I asked Callan about its past brokerage affiliation and whether it was still reaping benefits from it. A spokeswoman would only say, "Callan does not have a broker-dealer affiliate nor do we have arrangements for any brokerage compensation from any broker/dealer." Callan's president used similar language in his February 19 letter to clients.

But according to San Diego City Employees' Retirement Systems records, this brokerage raked in $152,394 in commissions in 2002 -- 11th on the list of brokerages making money off trades by the local pension fund.

Murphy never responded to Shipione's 2002 letter. Vortmann scolded her for not raising the issue at a board meeting before sending it to the mayor. "Confronting the Callan representatives publicly rather than raising your issues with the board and staff without Callan present, I believe, leads to less dialog and understanding of your concerns," Vortmann wrote to her, somewhat disjointedly, although he agreed that Callan was "slow and inadequate" in answering her questions.
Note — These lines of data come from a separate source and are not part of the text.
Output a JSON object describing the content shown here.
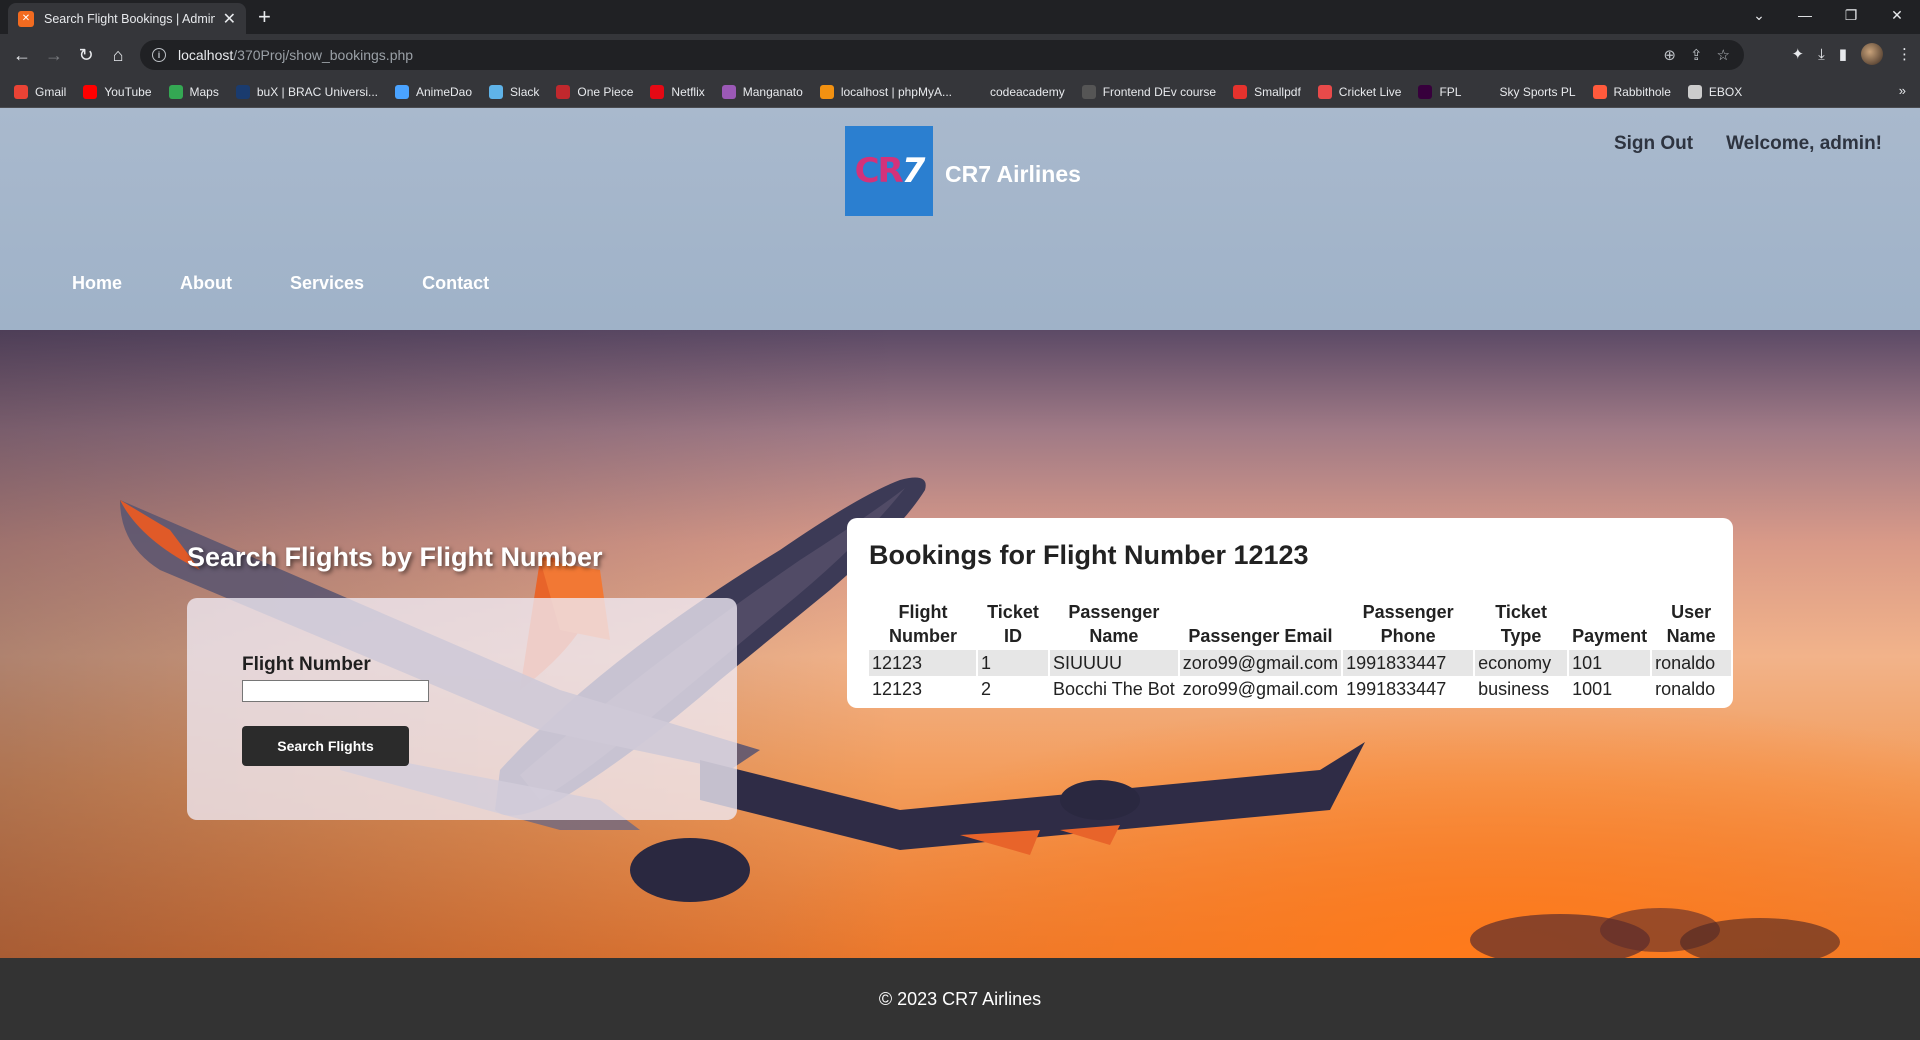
{
  "browser": {
    "tab_title": "Search Flight Bookings | Admin",
    "tab_favicon": "xampp-icon",
    "url_host": "localhost",
    "url_path": "/370Proj/show_bookings.php",
    "bookmarks": [
      {
        "label": "Gmail",
        "color": "#ea4335"
      },
      {
        "label": "YouTube",
        "color": "#ff0000"
      },
      {
        "label": "Maps",
        "color": "#34a853"
      },
      {
        "label": "buX | BRAC Universi...",
        "color": "#1a3b6e"
      },
      {
        "label": "AnimeDao",
        "color": "#4aa3ff"
      },
      {
        "label": "Slack",
        "color": "#5fb3e8"
      },
      {
        "label": "One Piece",
        "color": "#c0282d"
      },
      {
        "label": "Netflix",
        "color": "#e50914"
      },
      {
        "label": "Manganato",
        "color": "#9b59b6"
      },
      {
        "label": "localhost | phpMyA...",
        "color": "#f29111"
      },
      {
        "label": "codeacademy",
        "color": "#35363a"
      },
      {
        "label": "Frontend DEv course",
        "color": "#555555"
      },
      {
        "label": "Smallpdf",
        "color": "#e5322d"
      },
      {
        "label": "Cricket Live",
        "color": "#e84a4a"
      },
      {
        "label": "FPL",
        "color": "#37003c"
      },
      {
        "label": "Sky Sports PL",
        "color": "#35363a"
      },
      {
        "label": "Rabbithole",
        "color": "#ff5a3c"
      },
      {
        "label": "EBOX",
        "color": "#cccccc"
      }
    ]
  },
  "header": {
    "logo_text": "CR",
    "logo_seven": "7",
    "brand_name": "CR7 Airlines",
    "sign_out": "Sign Out",
    "welcome": "Welcome, admin!",
    "nav": [
      "Home",
      "About",
      "Services",
      "Contact"
    ],
    "logo_color": "#2b7fd0"
  },
  "search": {
    "title": "Search Flights by Flight Number",
    "field_label": "Flight Number",
    "field_value": "",
    "button_label": "Search Flights"
  },
  "results": {
    "title": "Bookings for Flight Number 12123",
    "columns": [
      "Flight Number",
      "Ticket ID",
      "Passenger Name",
      "Passenger Email",
      "Passenger Phone",
      "Ticket Type",
      "Payment",
      "User Name"
    ],
    "rows": [
      [
        "12123",
        "1",
        "SIUUUU",
        "zoro99@gmail.com",
        "1991833447",
        "economy",
        "101",
        "ronaldo"
      ],
      [
        "12123",
        "2",
        "Bocchi The Bot",
        "zoro99@gmail.com",
        "1991833447",
        "business",
        "1001",
        "ronaldo"
      ]
    ]
  },
  "footer": {
    "copyright": "© 2023 CR7 Airlines"
  }
}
It was the old San Diego penchant for secrecy at work.

In her 2002 letter to Murphy -- outlining her concerns about Callan and other matters -- Shipione requested a comprehensive audit of the entire pension system. Frederick W. Pierce IV, president of the pension board, then wrote Murphy about Shipione's audit request. "I, as well as an overwhelming majority of the board, do not share Ms. Shipione's concerns regarding the integrity of the retirement system," wrote Pierce indignantly. "Mayor Murphy, I can assure you that the retirement system is operationally and financially sound. There are significant safeguards in place to regularly monitor and audit all retirement system activities."

But after she challenged the accuracy of city-bond prospectuses in September of last year, and the city confessed to cooking the books early this year, an audit is finally underway.

However, the pension-system board continues to sneer at Shipione's questions about Callan and belittles her role in bringing the underfunding problems to the fore. Would you expect anything else from a San Diego institution?

Callan acknowledges that it takes money from its money-manager clients as well as from its pension-fund clients. For example, its Callan Investments Institute provides educational services and is a big moneymaker for Callan. Each money manager is informed that "membership in the Callan Investments Institute does not entitle the member to any preferential treatment in manager search activities conducted by Callan Associates," insisted Peyton in his February 19 letter. "Callan has never engaged in any pay-to-play practices."

Maybe. But Callan, along with other pension consultants, has inherent conflicts of interest. And any pension-fund boardmember that doesn't ask questions is not doing his -- or her -- job.